Gut, dass ich meinen Kalender dabei hatte.
Auf der Hinfahrt durch glücklichen Zufall in Belgien an der ADAC Raststätte des Jahres 1975 Pause gemacht.

Am ersten Morgen nach der Ankunft einem Gendarmen in Uniform mit Baguette unter dem Arm begegnet. Die Fremdenverkehrsämter scheinen einigen Aufwand für dieses Frankreich zu betreiben.

Schon drei Nächte in kleinen Hotels decken Ihren Jahresbedarf an dicken, miefigen Stofftapeten.


Serviervorschlag
Richtig in Frankreich ankommen heißt, zu einem Glas Orangina in ein Sandwich Jambon (knapp 40 Zentimeter langes Stück Baguette mit gesalzener Butter und dickem, saftigen Kochschinken) beißen zu können.
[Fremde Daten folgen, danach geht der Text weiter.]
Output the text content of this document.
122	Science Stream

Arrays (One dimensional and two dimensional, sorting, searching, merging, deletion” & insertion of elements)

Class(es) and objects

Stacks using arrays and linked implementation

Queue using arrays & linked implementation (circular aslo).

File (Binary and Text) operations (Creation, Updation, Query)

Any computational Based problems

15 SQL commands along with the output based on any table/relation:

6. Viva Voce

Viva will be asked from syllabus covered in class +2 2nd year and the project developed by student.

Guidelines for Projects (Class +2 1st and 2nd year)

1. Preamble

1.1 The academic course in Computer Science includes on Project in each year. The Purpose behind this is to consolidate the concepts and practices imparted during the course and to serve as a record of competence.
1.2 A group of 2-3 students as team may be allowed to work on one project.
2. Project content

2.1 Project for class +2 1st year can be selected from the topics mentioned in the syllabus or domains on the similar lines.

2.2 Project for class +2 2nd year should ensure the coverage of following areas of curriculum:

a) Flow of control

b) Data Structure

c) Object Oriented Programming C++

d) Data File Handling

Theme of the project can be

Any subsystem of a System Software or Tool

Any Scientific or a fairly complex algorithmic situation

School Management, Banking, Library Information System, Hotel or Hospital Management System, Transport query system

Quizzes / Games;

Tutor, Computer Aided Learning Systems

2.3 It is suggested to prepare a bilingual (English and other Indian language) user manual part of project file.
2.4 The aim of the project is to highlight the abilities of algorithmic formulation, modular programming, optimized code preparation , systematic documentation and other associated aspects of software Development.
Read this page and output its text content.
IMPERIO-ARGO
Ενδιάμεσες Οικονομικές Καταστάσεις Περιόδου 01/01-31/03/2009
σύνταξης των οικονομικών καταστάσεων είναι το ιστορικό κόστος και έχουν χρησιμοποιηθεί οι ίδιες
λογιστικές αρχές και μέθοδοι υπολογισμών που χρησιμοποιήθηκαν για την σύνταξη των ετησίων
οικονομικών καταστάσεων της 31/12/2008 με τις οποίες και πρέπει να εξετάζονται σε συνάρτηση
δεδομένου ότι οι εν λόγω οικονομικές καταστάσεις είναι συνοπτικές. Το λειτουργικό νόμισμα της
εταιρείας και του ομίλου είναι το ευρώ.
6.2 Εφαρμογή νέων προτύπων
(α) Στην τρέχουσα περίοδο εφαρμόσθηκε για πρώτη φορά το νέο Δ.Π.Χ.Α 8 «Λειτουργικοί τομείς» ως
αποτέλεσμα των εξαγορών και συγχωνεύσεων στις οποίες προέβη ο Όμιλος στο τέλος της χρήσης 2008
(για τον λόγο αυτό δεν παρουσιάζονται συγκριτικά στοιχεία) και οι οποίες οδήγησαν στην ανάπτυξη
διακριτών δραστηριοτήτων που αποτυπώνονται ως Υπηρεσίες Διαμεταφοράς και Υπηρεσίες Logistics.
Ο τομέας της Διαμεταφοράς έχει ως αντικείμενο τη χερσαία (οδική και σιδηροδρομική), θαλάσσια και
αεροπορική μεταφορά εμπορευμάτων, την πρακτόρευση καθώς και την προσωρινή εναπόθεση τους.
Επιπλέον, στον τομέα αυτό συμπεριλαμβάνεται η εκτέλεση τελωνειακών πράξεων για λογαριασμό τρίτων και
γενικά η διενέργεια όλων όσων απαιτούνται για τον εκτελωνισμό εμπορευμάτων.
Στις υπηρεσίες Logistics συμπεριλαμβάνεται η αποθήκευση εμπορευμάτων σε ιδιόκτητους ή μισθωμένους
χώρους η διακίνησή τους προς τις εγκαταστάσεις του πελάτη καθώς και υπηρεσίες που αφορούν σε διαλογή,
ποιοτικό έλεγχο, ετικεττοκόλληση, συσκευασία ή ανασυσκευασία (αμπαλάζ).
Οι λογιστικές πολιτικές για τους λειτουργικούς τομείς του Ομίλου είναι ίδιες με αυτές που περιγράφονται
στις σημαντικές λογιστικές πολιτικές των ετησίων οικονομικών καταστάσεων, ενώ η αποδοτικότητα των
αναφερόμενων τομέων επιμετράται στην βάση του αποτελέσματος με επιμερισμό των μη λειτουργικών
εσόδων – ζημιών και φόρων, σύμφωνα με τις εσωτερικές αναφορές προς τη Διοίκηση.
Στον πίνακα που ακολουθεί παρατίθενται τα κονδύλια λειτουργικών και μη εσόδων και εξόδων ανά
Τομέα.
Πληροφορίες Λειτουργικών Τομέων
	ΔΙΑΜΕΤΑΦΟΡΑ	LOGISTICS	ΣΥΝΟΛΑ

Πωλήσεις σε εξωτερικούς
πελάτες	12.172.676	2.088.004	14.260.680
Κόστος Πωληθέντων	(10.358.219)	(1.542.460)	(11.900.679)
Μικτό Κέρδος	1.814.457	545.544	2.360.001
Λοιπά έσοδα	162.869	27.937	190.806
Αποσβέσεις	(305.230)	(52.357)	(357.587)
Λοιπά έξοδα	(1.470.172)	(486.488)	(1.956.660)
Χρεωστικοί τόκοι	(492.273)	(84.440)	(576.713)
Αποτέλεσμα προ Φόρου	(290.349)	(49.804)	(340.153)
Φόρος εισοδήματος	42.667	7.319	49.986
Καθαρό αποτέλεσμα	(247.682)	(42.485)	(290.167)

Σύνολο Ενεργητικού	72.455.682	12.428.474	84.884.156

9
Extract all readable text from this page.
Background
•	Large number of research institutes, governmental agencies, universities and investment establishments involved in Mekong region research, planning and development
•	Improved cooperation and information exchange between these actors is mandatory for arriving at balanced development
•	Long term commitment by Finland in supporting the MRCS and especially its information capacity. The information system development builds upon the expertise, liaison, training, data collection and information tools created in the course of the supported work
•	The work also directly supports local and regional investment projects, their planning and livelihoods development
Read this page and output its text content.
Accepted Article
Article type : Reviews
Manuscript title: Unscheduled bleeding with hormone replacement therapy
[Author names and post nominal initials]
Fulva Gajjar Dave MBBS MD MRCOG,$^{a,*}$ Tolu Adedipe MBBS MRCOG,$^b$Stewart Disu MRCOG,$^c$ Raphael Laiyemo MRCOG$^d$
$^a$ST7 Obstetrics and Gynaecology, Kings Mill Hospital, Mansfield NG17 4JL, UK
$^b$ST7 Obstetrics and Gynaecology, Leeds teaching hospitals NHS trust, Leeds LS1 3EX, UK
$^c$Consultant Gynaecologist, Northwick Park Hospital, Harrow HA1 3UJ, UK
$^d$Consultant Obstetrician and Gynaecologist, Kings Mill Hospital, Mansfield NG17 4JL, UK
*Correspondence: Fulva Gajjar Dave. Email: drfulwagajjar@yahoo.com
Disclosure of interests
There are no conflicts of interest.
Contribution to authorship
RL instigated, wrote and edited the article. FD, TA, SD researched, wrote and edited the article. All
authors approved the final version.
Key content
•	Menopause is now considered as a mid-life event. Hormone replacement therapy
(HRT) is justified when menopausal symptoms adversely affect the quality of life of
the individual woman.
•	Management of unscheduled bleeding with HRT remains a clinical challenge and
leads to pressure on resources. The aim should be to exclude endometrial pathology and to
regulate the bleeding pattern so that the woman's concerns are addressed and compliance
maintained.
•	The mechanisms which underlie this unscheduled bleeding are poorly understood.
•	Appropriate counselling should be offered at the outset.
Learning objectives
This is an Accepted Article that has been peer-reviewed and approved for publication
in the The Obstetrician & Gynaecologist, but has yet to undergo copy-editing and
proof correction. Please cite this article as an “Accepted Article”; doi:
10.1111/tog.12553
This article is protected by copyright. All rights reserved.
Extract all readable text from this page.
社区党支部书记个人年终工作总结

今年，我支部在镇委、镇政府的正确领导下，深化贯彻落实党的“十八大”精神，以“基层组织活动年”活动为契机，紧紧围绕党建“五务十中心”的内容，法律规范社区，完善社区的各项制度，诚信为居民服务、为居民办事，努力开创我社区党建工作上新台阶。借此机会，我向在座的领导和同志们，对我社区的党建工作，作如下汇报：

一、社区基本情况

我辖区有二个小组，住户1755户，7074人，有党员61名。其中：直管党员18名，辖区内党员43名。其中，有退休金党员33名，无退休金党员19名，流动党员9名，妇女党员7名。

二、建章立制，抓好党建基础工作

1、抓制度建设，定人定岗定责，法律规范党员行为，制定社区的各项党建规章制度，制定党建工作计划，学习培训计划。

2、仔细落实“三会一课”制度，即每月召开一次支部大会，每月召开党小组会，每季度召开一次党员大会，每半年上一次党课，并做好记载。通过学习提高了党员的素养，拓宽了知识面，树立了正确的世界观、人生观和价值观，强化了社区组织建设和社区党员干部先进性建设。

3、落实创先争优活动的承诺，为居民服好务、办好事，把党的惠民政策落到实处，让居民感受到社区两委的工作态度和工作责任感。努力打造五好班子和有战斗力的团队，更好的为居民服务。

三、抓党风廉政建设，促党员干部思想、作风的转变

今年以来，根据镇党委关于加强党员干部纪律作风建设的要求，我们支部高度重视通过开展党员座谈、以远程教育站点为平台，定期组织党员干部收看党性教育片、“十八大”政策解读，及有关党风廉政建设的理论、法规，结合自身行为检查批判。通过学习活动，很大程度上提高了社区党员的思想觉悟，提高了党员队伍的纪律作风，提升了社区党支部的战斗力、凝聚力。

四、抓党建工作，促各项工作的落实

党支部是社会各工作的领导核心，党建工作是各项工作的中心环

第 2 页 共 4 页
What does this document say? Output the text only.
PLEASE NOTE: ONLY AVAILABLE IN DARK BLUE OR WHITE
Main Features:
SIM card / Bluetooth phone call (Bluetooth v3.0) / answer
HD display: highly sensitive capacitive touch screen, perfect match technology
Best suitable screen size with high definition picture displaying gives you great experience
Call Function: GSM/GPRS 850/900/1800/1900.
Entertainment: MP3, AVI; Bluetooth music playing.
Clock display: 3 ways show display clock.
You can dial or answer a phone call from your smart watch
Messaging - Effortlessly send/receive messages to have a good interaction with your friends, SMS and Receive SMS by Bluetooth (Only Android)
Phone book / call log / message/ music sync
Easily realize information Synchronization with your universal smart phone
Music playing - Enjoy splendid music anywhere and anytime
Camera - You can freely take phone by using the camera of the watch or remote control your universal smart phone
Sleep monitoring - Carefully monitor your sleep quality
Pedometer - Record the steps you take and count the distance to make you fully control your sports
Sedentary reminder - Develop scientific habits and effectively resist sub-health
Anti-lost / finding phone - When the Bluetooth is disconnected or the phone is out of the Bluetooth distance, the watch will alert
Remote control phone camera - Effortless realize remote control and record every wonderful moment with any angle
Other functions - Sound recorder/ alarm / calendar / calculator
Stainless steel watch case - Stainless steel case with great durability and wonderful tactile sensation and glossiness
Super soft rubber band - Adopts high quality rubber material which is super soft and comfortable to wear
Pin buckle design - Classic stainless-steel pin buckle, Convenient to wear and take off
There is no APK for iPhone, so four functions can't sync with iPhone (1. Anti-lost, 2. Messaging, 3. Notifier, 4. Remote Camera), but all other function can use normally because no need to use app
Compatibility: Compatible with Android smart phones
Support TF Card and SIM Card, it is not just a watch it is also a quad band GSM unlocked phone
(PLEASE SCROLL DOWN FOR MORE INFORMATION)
Dazu bräuchte man nicht mehr als eine dunkle Einheimischen-Bar in einem gottverlassenen Straßendorf in der Picardie; in der Sonne sitzen und auf einen pittoresken Hafen blicken zu können: geht aber auch.

Neben Landwirtschaft, Fischfang und Tourismus ernährt sich der Bretone seit einigen Jahren zusehends von Immobilienvermittlung.

Keine Beschränkungen, Münzdrehkreuze, Korbverleihe, Maschendrahtzäune, Parkgebühren an den Stränden. Meist nicht einmal irgendeine Strandbude, geschweige denn eine endlose Kette davon. Auch in den Städtchen Einschränkungen nur insoweit, wie sie wirklich notwendig sind. Was könnten sie nicht noch alles aus ihren Touristen rausquetschen, privat oder kommunal. Doch sie tun es einfach nicht. Du darfst hin, wo immer du hin willst, und nicht einmal in der engen, souvenirlädengesättigten Gasse vom Mont Saint Michel fühlt man sich übermäßig von Kommerz belästigt. Darum liebe ich diese Gegend ganz besonders. Und darum kotzen mich deutsche Nordsee- genauso wie die italienischen Küsten oft so an.

Verstörende Ausnahme: die globale Beschallung der verkehrsberuhigten Innenstadt in Dol-de-Bretagne, mit einem nervtötenden Privatsendergedudel und -brabbel aus Lautsprechern an jeder Ecke. Wer kommt auf eine solche Idee?

Der Strand meiner Kindheit.


dümpelnde Bötchen:
1a Urlaubsgefühl
Schnuckelige, luftige Ferienwohnung für die restlichen 9 Tage gefunden. Immer wieder der Blick aus dem Fenster auf die kleine, windgeschützte Bucht mit dümpelnden Bötchen.

Bretonische Straßenmärkte sind ein Traum. Meeresfrüchte, -tiere, Gemüse und Obst, Fleisch aller Art, Brot und Gebäck: Was für eine überwältigende, appetitliche Auswahl.

Der Deutsche kennt im wesentlichen Hähnchen und Suppenhuhn. Der Franzose dagegen schätzungsweise 30 verschiedene Geflügelarten und -qualitäten, und alle haben verschiedene Namen und Preise! (Selbst der Brathähnchenmann hatte schon vier oder fünf verschiedene auf seinen Spießen.) Vorgenommen, beim nächsten Frankreichbesuch alles durchzuprobieren.

Kochen mit Gasherd, dieser leichte Gasgeruch: Auch so ein Urlaubsding.

Einen Tag hohe Wellen. Wie lange schon nicht mehr darin gebadet. Nach zwei Minuten keuchend wieder raus; sie waren einfach stärker als ich. Muss wieder fitter werden.

Das Ende der Bestellung oder Frage abwarten ist des bretonischen Kellners oder Händlers Sache nicht.

Für meine Möwe war es ja quasi ein Verwandtenbesuch.
Von Woche zu Woche ein paar geschlossene Läden mehr. Versprengte Rentner an der Hafenpromenade. Halbleere Restaurants am Abend, noch leerere Straßen. Melancholie und Ruhe im Spätsommerlicht: Wunderbare Tristesse der Nachsaison.

Es hätte länger sein dürfen. Wie immer.

Die Falken sind leider weiter gezogen.